Sen. Barack Obama was interviewed Friday by CNN's Wolf Blitzer.
In an interview with Wolf Blitzer in Des Moines, Iowa, Obama was asked to name his top priority from a list of issues, including taxes, health care, education, energy policy and immigration.
"[The] top priority may not be any of those five. It may be continuing to stabilize the financial system. We don't know yet what's going to happen in January," he said. "None of this can be accomplished if we continue to see a potential meltdown in the banking system and financial system. So that's priority No. 1: making sure the plumbing works."
Obama said priority No. 2 is energy independence:
"We have to seize this moment, because it's not just an energy independence issue; it's also a national security issue, and it's a jobs issue. We can create 5 million new green energy jobs." Watch: Fixing the economy top priority, Obama says »
Priority No. 3: Health care reform.
Priority No. 4: "Making sure we have tax cuts for the middle class as part of a broader tax reform effort."
Obama later expanded his discussion on how tax cuts relate to a bigger economic plan.
"The tax cut that I talked about may be part of my priority No. 1, because I think that's going to be part of stabilizing the economy as a whole," he said.
"I think we're going to need a second stimulus. Part of my commitment is to make sure that the stimulus includes a tax cut for 95 percent of working Americans. It may be the first bill I introduce." Watch Obama talk about the details of his tax plan »
Priority No. 5: Reforming the education system.
Separately, Obama was asked about his pledge to have a bipartisan administration, and whether it included room for his opponent.
"Well, I will tell you what," Obama said. "I would certainly consider any position for John McCain where I thought he was going to be the best person for our country."
He also blasted McCain for not catching Osama bin Laden.
McCain has said in a presidential debate that he knows how to capture bin Laden but has failed to explain how he may accomplish that task.
It's something that's not lost on Obama.
"Clearly, Sen.
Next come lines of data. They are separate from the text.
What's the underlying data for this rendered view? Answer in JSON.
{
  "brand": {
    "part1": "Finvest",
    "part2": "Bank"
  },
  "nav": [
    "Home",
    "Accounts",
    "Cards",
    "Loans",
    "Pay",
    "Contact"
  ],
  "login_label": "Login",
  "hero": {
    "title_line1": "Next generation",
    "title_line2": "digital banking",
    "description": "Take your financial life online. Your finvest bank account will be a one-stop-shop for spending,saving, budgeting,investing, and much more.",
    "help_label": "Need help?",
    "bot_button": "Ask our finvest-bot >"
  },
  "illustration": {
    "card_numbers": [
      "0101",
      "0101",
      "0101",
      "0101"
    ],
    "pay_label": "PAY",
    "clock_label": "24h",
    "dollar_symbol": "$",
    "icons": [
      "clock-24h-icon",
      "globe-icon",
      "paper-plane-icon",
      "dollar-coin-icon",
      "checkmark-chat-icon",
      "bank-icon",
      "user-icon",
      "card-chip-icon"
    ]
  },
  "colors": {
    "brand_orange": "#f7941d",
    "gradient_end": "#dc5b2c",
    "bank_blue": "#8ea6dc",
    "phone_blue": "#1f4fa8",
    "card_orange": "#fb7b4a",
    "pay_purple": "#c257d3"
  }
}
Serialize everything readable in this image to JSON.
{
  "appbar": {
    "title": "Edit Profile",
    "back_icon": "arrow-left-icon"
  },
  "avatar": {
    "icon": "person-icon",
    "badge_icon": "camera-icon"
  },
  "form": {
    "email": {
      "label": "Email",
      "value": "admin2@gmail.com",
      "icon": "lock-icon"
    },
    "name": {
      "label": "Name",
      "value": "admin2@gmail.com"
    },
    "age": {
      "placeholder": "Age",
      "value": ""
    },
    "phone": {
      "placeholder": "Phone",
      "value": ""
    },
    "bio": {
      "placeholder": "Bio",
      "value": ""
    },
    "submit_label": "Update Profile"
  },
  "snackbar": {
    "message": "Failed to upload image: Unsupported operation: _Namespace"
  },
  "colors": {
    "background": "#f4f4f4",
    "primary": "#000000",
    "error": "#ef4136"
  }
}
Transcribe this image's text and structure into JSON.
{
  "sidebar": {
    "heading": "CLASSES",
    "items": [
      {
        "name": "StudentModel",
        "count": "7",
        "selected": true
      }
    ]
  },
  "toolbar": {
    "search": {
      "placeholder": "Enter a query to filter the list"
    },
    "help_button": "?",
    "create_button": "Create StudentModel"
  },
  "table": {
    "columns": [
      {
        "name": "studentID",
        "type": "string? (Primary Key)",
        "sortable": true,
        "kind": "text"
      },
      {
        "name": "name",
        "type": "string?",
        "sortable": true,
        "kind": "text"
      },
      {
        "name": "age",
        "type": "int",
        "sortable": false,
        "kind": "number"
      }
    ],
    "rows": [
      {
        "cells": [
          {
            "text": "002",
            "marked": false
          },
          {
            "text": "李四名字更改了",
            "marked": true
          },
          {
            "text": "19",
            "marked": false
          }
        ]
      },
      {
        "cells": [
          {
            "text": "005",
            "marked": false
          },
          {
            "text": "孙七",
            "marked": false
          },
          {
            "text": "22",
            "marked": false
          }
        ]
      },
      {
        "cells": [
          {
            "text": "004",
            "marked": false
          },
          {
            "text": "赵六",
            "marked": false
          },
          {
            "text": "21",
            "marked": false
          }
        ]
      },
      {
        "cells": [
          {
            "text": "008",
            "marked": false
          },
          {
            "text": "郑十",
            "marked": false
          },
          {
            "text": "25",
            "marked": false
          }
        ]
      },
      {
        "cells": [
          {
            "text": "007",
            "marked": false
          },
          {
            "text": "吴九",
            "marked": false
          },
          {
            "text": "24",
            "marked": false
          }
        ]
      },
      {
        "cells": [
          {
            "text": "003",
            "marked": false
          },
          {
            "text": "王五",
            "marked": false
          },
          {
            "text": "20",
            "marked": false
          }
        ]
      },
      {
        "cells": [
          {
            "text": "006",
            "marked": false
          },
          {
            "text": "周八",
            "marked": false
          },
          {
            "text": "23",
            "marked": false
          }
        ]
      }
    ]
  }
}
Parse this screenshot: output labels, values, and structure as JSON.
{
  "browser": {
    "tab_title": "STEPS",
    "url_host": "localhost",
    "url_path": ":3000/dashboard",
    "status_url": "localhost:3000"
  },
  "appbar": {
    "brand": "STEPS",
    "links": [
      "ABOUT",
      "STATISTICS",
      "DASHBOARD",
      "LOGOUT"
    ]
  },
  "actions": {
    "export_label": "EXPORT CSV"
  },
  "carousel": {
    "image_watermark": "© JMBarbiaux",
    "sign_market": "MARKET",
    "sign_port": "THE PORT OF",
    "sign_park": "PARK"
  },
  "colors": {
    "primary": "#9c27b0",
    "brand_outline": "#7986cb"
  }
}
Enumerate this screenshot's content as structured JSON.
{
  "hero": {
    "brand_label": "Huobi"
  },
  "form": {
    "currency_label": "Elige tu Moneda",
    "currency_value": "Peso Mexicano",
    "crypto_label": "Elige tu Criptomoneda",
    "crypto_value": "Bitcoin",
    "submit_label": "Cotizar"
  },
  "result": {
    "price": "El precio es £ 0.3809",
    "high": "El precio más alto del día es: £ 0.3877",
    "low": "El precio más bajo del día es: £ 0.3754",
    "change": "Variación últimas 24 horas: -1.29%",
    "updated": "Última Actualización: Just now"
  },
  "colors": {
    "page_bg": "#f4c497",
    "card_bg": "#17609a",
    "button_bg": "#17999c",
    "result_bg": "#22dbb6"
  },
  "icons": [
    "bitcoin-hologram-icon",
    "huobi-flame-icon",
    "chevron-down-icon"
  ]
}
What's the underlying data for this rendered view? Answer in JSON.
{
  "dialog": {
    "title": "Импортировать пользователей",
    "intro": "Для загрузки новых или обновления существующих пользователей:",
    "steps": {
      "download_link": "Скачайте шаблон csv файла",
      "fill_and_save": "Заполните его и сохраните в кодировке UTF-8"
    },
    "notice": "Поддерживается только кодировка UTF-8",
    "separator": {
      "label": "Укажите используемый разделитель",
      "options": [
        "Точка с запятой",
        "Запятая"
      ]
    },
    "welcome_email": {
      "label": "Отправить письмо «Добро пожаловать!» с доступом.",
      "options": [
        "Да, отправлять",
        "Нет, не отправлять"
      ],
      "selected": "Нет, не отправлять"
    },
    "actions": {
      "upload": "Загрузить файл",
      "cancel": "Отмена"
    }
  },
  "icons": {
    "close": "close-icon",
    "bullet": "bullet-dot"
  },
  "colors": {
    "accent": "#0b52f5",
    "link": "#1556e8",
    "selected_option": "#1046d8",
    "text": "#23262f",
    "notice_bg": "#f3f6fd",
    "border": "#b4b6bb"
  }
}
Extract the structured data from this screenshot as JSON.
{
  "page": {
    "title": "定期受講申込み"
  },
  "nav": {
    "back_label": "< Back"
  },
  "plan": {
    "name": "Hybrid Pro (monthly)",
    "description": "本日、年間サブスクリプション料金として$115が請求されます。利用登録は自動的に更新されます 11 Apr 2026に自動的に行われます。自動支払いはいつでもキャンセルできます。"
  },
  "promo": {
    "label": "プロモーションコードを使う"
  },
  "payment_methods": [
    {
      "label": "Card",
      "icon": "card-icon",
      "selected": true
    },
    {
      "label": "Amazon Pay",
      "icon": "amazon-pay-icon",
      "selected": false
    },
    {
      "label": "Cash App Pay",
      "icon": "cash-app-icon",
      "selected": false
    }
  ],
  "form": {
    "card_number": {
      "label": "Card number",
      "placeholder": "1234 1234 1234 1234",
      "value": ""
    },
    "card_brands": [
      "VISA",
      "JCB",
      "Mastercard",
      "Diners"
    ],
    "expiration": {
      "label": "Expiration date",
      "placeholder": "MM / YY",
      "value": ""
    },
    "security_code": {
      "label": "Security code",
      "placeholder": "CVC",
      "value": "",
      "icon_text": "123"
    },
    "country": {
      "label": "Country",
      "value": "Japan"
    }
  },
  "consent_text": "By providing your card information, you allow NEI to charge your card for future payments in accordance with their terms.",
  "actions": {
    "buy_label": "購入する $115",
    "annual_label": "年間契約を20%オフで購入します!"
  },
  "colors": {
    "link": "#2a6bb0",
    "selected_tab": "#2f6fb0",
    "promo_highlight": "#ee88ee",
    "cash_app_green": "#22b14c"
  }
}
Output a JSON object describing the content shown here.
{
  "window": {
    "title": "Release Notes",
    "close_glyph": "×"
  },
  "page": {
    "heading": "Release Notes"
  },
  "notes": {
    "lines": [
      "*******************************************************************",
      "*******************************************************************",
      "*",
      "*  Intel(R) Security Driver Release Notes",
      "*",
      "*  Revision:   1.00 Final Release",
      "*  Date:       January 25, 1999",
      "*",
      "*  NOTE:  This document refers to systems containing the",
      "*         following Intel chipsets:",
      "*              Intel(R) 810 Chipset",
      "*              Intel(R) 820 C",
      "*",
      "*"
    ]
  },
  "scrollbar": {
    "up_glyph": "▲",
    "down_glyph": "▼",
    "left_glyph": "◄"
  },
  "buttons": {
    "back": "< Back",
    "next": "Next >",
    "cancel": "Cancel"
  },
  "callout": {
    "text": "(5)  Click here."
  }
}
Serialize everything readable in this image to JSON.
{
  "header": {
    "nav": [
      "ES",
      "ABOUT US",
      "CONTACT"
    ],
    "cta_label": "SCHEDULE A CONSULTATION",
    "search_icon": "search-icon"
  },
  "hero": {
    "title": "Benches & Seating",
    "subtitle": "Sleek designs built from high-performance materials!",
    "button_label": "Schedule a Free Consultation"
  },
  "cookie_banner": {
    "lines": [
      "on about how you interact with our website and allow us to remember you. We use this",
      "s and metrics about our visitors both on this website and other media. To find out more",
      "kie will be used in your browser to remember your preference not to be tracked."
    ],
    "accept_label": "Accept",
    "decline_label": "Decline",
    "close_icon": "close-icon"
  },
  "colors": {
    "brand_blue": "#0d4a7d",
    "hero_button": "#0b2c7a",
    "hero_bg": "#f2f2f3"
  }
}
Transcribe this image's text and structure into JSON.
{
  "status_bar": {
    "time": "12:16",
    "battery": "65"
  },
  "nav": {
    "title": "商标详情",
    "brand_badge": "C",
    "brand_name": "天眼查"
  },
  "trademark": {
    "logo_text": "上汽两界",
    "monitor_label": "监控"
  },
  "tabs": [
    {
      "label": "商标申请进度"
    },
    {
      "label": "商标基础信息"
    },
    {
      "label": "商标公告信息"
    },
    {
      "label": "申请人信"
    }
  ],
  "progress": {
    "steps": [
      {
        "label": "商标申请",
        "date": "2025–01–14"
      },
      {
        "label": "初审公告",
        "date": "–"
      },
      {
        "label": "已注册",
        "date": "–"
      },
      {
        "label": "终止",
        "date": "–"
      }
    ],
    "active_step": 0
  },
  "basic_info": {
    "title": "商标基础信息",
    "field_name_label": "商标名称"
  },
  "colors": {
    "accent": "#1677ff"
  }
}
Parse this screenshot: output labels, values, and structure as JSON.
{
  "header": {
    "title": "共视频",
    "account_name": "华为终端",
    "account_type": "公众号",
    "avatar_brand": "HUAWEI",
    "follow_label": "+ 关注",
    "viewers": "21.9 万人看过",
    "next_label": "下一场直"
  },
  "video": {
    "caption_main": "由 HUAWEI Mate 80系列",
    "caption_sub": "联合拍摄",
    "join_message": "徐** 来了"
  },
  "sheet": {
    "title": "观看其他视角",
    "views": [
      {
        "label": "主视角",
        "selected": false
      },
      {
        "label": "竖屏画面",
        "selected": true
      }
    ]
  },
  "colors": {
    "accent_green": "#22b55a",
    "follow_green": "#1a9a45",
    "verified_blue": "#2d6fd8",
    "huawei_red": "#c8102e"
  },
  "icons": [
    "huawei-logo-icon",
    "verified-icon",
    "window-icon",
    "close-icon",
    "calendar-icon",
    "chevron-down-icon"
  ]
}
McCain doesn't know how to capture bin Laden, because he was supportive of a huge strategic blunder when it came to accomplishing the task," he said. "I will focus on what [Defense Secretary Robert] Gates and others have indicated as our No. 1 security threat, and that is bin Laden and Al Qaeda." Watch Obama say McCain doesn't know how to catch Osama bin Laden »
Obama also discussed a possible strategy for stabilizing the war-torn country of Afghanistan -- and the resurgence of the Taliban and al Qaeda in nearby Pakistan.
"[Pakistan] are a fledging Democratic government. ... We have to support their efforts to democratize. That means ... not just providing military aid. It means also helping them to provide concrete solutions to the poverty and lack of education that exists," he said.
Obama has said that he would address Pakistan policy to secure the border and crack down on terrorist camps.
"We must make it clear that if Pakistan cannot or will not act, we will take out high-level terrorist targets like [Osama] bin Laden if we have them in our sights," he has said.
The Illinois senator also proposes to cut down on narcotics trafficking by offering alternative livelihoods to poppy farmers.
On Afghanistan, Obama has said in the past that he would send at least two additional combat brigades to Afghanistan and would seek greater contributions -- with fewer restrictions -- from NATO allies. Watch Obama talk about his policy in Afghanistan »
Obama would focus on training Afghan security forces and supporting an Afghan judiciary, with more resources and incentives for American officers who perform these missions. He also proposed an additional $1 billion in nonmilitary assistance each year, with meaningful safeguards to prevent corruption and to make sure investments are made, not just in Kabul but also in Afghanistan's provinces.
McCain, meanwhile, would send three additional brigades to Afghanistan and double the size of the Afghan army to 160,000 troops.
He also proposes to pay for the Afghan troop increase through an international trust fund financed by the United States and its allies, and would apply the counter-insurgency technique being employed in Iraq to the Afghanistan conflict.
McCain has said he would appoint an "Afghanistan czar" based in the White House who would report directly to the president.
On the Afghanistan/Pakistan border issue, McCain said he would crack down on narcotics trafficking in the country and would focus on strengthening local tribes on the border between Pakistan and Afghanistan to fight terrorism there.